Juhu, endlich einer, der sich nicht stur auf populärwissenschaftliche Thesen stützt
Wenn man etwas liest, macht man auch eine Erfahrung. Erfahrung ist nicht das gleiche wie Erleben.
Ich stimme für These 2.
These 1 kann so nicht stimmen, sonst müsste ich hier sofort deine Frage auswendig hinschreiben können - kann ich aber nicht.
These 3 ist auch nicht richtig, denn unser Gehirn ist so groß, dass wir den Keller nicht erst entrümpeln müssen, bevor wir was neues dazupacken. Sprich: der Keller wird nie voll.
Lernen heißt nicht auswendig können! Da du diese Frage mit der nötigen Aufmerksamkeit gelesen hast, wirst du dich auch morgen noch sinngemäß an sie erinnern können. Selbst wenn du dich an den Text nicht mehr erinnerst, hat sie einen Pfad in deinem Gehirn hinterlassen. So ist es mit allen Erfahrungen! Im Freizeitbereich entscheiden wir zumeist selbst darüber, was wir lernen und wenn die Kids sich stundenlang vor die Ballerspiele hocken, lernen sie eben das.
Es lohnt sich also, sich um einen sinnvollen input zu bemühen.
Ja ja ich weiß schon - meine Antwort war sehr dilettantisch - und wieder ja: klar kann man sich an alles erinnern, dem man mal Aufmerksamkeit gewidmet hat. Warum kann man sich dann aber manche Sachen partout nicht merken? Weil es einen nicht wirklich interessiert oder weil man es sich in einer anderen Form merken sollte?
Wichtig ist schon, dass man sich einer sache mit der nötigen Aufmerksamkeit widmet, wenn im Hintergrund ein Italienissch-Sprachkurs läuft und ich gleichzeitig etwas intensiv lese, werde ich das Gelesene behalten, Italienisch nicht.
Ein weitere Punkt ist, dass man nur in einer positiven Stimmung gut lernt. Werde ich zum Vokabel lernen oder Geige üben geprügelt, lerne ich nur dass Vokabel lernen oder Geige spielen doof sind, die Infos bleiben dann nicht hängen. Für Angst gilt das gleiche.

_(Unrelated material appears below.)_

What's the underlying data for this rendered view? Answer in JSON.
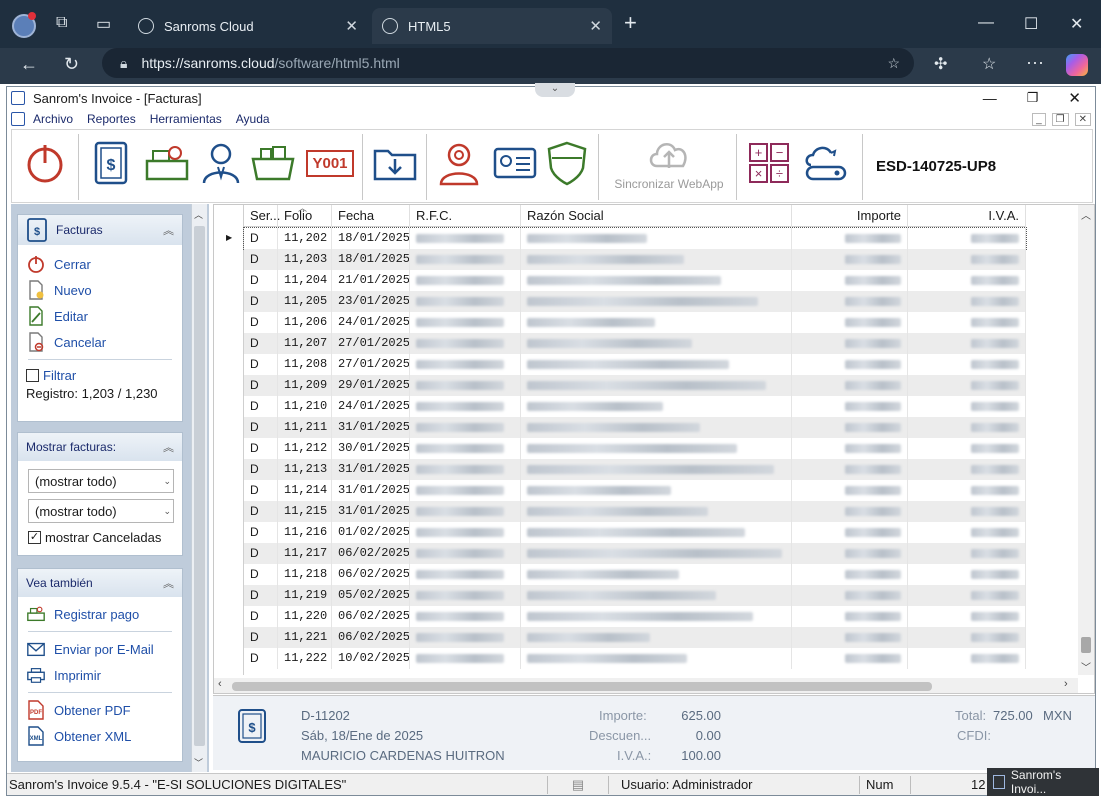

Wenn man also etwas lernen muss, was einen nicht interessiert, muss man es dem Gehirn schmackhaft machen, also einen interessanten Bezug zu etwas bekanntem herstellen, oder zumindest für eine positive Stimmung sorgen.
Oh je, mit der Frage kannst Du eine wissenschaftliche Karriere ausfüllen!
Zu These 3: Es ist in der Regeln nicht so, dass wir etwas verlernen, also dass Synapsyen wieder verschwinden. Vielmehr ist es so, dass sich zusätzliche Verknüpfungen bilden, die die alten Verknüpfungen hemmen. Du kannst Dir das so vorstellen, dass dann an einer Synapse zwei verschiedene Impulse ankommen (ein exzitatorischer, der sagt "weiterleiten" und ein inhibitorischer, der sagt "stoppen") und die heben sich dann gegenseitig auf.
Die anderen Thesen kann man vereinfacht so stehen lassen.
Die Schwierigkeit bei vielen neurobiologischen und -psychologischen Erkenntnissen ist, dass sie aus dem Tierversuch stammen und nicht eins zu eins auf den Menschen übertragen werden können. Menschen kann man im Prinzi nur in den Scanner schieben und gucken, wo es leuchtet. Und auch da sieht man nicht die absolute Hirnaktivität, sondern muss rechnen und interpretieren.
Sicher kein aktuelles Forschungsergebnis, aber immer noch Standasrd: Frederic Vester: Denken, Lernen, Vergessen. Als Taschenbuch erhältlich.
Das ist doch keine Antwort auf die Frage!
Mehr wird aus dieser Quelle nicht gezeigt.